The Dutch Supreme Court’s request for a preliminary ECJ ruling concerned whether FII legislation – as regards the two conditions for being eligible for the FII regime and, consequently, the refund of DWT – is compatible with the free movement of capital. The first condition relates to certain shareholder requirements, and the second relates to the institution’s obligation to distribute profits within eight months after the end of its financial year.
In its ruling on 20 January 2020, the ECJ reiterated that EU member states are free to provide a specific tax regime to encourage the use of collective investment undertakings, and to define conditions which must be met to make use of such a regime. This includes rules on how the burden of proof for the entitlement to the regime is allocated. However, these national conditions violate EU law where they apply, in theory, to all taxpayers but where, in practice, non-resident taxpayers are unlikely to be able to meet the conditions. The ECJ reviewed the validity of the shareholder requirement and distribution requirement for FIIs in light of these considerations.

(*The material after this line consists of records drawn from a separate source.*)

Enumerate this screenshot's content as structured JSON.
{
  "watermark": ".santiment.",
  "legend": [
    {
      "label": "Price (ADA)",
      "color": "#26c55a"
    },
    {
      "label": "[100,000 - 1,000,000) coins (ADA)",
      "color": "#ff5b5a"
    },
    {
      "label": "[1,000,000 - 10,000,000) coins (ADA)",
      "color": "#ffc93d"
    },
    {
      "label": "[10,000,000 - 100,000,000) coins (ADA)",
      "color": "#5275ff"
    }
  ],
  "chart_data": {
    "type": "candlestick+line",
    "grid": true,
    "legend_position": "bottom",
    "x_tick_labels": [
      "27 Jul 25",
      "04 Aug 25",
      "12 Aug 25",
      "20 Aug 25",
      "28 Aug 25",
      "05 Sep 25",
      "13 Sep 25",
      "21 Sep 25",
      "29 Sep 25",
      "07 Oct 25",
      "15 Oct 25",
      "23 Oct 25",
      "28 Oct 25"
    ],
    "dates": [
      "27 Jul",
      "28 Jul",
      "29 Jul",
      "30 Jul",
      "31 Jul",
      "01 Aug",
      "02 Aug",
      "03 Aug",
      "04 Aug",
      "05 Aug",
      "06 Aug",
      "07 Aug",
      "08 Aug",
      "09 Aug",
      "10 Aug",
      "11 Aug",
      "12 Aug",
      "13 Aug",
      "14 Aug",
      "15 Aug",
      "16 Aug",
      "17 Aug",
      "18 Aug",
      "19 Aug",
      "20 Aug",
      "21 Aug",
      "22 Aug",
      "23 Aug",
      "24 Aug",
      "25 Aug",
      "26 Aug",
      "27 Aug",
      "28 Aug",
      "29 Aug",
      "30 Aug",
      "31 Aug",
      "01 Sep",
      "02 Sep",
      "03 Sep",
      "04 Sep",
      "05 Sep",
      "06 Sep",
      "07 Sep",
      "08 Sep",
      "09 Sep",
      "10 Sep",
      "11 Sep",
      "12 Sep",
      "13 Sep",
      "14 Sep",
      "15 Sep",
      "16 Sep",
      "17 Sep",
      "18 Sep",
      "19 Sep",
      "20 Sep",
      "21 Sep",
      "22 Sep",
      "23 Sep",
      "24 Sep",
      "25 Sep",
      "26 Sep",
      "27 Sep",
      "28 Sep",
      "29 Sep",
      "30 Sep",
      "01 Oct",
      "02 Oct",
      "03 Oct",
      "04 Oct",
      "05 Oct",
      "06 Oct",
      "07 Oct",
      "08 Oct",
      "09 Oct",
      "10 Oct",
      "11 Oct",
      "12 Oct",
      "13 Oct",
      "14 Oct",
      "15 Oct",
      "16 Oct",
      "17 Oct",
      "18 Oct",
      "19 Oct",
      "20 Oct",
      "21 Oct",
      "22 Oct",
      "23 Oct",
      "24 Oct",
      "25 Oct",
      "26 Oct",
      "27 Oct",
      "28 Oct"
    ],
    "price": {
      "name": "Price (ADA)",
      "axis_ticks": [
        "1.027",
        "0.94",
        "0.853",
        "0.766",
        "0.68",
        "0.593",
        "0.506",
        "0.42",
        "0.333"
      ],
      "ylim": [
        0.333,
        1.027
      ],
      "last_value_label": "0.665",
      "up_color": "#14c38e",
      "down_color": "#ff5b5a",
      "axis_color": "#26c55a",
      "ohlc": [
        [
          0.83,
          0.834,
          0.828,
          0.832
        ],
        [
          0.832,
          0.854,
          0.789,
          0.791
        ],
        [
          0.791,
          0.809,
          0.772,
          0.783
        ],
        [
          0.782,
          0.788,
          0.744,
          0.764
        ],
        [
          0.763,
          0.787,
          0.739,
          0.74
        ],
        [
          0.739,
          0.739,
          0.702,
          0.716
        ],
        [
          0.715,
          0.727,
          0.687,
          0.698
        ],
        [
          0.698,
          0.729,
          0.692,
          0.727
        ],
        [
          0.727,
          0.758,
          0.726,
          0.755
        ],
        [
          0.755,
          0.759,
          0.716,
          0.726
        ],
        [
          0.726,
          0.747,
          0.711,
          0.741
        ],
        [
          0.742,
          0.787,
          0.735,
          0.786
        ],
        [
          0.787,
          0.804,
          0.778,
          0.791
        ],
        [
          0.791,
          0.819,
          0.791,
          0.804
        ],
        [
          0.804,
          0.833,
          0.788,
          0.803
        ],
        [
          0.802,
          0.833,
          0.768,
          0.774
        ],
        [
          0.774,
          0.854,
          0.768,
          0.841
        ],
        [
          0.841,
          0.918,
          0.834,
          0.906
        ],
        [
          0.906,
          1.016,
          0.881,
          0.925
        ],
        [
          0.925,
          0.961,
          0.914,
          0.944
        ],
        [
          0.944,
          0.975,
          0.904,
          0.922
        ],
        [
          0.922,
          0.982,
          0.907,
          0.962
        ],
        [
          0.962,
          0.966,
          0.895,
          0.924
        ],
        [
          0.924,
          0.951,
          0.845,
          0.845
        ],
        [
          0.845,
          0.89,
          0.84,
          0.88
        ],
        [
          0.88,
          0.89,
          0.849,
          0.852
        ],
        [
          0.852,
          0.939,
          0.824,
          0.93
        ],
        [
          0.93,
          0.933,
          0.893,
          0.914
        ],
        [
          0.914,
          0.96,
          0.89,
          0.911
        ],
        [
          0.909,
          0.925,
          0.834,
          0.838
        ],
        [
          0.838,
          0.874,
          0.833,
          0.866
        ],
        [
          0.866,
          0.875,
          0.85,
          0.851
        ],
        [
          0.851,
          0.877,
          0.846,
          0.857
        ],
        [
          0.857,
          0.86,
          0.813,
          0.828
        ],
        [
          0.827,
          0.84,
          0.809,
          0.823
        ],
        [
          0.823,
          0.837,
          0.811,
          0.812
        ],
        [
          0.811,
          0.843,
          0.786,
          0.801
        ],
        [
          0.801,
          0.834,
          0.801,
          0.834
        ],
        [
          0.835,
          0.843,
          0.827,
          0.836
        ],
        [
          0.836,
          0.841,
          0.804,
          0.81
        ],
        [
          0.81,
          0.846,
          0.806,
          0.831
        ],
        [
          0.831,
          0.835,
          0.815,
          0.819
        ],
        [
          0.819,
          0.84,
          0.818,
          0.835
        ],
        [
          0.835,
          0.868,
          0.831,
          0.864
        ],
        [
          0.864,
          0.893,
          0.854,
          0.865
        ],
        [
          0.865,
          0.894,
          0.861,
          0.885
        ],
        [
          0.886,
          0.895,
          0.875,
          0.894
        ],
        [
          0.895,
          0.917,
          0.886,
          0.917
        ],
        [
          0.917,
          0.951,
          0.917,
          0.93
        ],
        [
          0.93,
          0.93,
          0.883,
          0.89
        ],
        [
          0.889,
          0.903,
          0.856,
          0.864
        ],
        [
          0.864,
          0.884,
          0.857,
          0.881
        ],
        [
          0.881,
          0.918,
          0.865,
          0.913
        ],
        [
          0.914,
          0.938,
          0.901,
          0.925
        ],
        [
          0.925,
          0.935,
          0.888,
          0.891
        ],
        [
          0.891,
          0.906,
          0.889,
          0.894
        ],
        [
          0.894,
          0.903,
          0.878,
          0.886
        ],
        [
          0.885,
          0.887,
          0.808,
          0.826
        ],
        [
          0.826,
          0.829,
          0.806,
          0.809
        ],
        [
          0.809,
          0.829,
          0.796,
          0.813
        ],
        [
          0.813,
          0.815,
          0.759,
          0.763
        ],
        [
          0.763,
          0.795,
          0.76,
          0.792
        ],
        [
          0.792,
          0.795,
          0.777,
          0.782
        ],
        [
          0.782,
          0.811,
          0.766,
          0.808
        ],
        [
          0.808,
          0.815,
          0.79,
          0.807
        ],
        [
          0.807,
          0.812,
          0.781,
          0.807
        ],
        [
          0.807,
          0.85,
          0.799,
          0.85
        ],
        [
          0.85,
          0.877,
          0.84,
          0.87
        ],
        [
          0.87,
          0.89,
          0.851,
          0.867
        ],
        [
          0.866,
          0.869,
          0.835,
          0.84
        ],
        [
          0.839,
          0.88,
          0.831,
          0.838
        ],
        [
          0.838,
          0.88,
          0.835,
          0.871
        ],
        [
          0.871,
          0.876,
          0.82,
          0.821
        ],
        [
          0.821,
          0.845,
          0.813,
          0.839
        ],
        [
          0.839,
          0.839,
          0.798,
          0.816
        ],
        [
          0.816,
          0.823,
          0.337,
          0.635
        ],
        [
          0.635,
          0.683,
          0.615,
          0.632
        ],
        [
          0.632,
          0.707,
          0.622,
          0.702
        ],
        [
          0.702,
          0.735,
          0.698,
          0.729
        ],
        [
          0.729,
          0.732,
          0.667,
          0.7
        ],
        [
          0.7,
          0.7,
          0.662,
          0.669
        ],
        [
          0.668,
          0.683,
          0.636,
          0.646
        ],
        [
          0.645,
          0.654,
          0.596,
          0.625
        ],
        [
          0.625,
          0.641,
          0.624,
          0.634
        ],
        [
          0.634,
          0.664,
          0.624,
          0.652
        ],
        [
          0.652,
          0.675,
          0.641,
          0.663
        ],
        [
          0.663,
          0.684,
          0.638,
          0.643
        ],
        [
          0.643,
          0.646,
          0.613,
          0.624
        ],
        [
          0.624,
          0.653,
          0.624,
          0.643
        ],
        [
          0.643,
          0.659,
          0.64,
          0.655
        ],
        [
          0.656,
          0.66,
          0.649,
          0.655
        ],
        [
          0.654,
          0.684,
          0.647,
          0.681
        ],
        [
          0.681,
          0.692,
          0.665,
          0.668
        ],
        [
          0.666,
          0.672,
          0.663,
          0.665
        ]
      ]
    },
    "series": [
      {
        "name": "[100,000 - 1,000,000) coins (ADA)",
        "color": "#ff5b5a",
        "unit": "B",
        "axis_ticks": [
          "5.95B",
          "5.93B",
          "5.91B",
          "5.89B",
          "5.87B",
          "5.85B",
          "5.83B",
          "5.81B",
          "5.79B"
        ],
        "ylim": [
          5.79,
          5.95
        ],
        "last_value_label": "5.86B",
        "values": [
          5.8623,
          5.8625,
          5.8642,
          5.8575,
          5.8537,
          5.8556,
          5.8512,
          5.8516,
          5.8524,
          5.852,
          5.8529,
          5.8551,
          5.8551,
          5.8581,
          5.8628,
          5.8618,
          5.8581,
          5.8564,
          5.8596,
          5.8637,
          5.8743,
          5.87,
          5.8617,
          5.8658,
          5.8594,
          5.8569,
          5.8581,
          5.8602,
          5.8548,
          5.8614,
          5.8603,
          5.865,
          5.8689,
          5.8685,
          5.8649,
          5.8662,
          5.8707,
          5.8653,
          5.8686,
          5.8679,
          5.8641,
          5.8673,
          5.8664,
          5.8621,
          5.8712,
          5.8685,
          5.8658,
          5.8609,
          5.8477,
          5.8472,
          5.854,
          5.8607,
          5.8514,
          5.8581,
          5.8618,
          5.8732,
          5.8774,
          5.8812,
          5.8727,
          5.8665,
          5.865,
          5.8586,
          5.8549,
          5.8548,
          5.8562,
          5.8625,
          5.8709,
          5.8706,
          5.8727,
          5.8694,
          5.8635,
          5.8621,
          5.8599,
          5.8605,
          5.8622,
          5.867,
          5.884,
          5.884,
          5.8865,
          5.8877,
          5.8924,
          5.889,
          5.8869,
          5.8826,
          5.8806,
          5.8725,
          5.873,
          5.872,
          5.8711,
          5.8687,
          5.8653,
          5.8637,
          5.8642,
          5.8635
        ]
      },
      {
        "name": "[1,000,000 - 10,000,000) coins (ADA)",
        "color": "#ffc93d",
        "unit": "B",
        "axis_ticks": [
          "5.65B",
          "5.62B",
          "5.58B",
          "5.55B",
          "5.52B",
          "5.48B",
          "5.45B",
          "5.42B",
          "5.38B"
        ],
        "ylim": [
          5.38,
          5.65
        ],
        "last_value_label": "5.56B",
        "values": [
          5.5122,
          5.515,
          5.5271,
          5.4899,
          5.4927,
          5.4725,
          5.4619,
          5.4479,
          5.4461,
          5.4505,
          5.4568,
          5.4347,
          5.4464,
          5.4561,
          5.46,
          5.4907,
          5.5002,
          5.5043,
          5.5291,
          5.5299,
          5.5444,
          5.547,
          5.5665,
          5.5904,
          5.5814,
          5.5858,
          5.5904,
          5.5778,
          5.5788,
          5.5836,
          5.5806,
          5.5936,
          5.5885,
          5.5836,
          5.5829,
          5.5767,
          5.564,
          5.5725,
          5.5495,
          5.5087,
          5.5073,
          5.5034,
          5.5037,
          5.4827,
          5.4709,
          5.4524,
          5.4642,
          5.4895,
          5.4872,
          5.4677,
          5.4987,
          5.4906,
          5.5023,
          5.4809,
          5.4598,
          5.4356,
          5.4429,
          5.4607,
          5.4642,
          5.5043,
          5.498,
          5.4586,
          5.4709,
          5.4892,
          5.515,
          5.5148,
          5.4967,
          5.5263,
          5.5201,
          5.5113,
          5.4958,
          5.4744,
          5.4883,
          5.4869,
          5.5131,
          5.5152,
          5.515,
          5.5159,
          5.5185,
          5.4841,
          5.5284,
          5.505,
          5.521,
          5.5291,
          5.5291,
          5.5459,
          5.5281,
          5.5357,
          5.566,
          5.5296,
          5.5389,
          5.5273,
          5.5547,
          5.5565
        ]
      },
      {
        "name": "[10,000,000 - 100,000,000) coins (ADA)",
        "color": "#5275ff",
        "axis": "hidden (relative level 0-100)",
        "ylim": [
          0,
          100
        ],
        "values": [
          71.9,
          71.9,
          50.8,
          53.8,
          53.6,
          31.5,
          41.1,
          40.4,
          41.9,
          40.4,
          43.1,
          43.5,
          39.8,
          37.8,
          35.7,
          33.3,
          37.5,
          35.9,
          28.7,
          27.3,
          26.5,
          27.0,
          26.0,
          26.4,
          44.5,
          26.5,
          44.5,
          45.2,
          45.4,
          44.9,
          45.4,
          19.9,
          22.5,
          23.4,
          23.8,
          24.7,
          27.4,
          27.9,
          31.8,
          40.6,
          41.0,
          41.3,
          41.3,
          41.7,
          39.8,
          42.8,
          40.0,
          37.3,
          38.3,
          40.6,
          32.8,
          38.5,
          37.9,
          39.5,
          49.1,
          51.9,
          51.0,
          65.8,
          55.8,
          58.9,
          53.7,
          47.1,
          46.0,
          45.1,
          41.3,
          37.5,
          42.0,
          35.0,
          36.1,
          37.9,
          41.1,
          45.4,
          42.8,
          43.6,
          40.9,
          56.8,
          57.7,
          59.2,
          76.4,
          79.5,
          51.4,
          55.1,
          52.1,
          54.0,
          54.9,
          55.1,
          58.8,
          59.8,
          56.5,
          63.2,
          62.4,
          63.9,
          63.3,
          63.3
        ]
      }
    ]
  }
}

According to the ECJ, case law demonstrates that measures that discourage non-residents from investing in a member state restrict the movement of capital and are prohibited under EU law. In this respect it is necessary to verify:
In verifying the first item, the ECJ stated that, as a general rule, both FIIs and non-resident investment funds are subject to the same shareholders conditions. Even if this is the case, however, such conditions are not compatible with EU law if de facto they can likely only be met by FIIs. Whether this is the case, is for the Dutch Supreme Court to determine.
In terms of the second item, the ECJ held that Dutch legislation may require taxpayers to provide proof to determine whether the conditions for a certain tax regime have been met. KA Deka was unable to prove that it had met the shareholder requirement because the system in which its shares were traded did not allow it to identify its shareholders. The ECJ noted that this was not the result of the shareholder requirement as such, but rather of the choice to have shares traded in a particular system. Therefore, the shareholder requirement does not violate EU law, provided FIIs whose shares are traded in a similar system have the same burden of proof. Whether this is the case is for the Dutch Supreme Court to determine.
An FII is required to distribute its profits within eight months after the end of its financial year. The ECJ held that such a requirement may violate EU law depending on the objective of the requirement. If the objective is to tax the FII’s profits at the same level as the shareholders, the requirement violates EU law if profits of a foreign investment fund are – irrespective of any actual distributions – taxed at the level of the shareholders. The ECJ concluded that the Dutch Supreme Court must determine whether the objective of the distribution requirement is the taxation of the FIIs profits at the level of its shareholders.
What does this ruling mean?
It is the first time that the ECJ has held, in a direct tax case, that situations that are legally treated the same can still violate EU law if residents of another member states, although legally in the same position, are unlikely to be able to claim equal treatment. In other areas of EU law, this has been clearly established. The guidance demonstrates, as with the definition of abuse of EU law, that the ECJ views tax law no different from any other field of law when judging its compatibility with EU law.
Even though the ECJ gives clear guidance to the Dutch Supreme Court, a number of issues remain . For example, if KA Deka has German participants who are required to recognise undistributed income, and non-German participants who recognise income only when distributed, is it still comparable to an FII? And if a foreign investment fund is not obligated to distribute, but makes distributions as a matter of general fund terms, is it comparable to an FII? With regard to the shareholder requirement, it will be interesting to see where the Dutch Supreme Court will draw the line given the fact that FIIs that are publicly traded in the Netherlands in practice have no means to identify their shareholders. They rely on provisions in the articles of association and the fund terms for compliance with the shareholder requirement.
With these instructions in hand, it is now up to the Dutch Supreme Court to determine whether the shareholder and distribution requirements infringe on the free movement of capital. At a snail’s pace, it seems that the end of the KA Deka proceedings are finally in sight – but it may take many years before all remaining questions are resolved.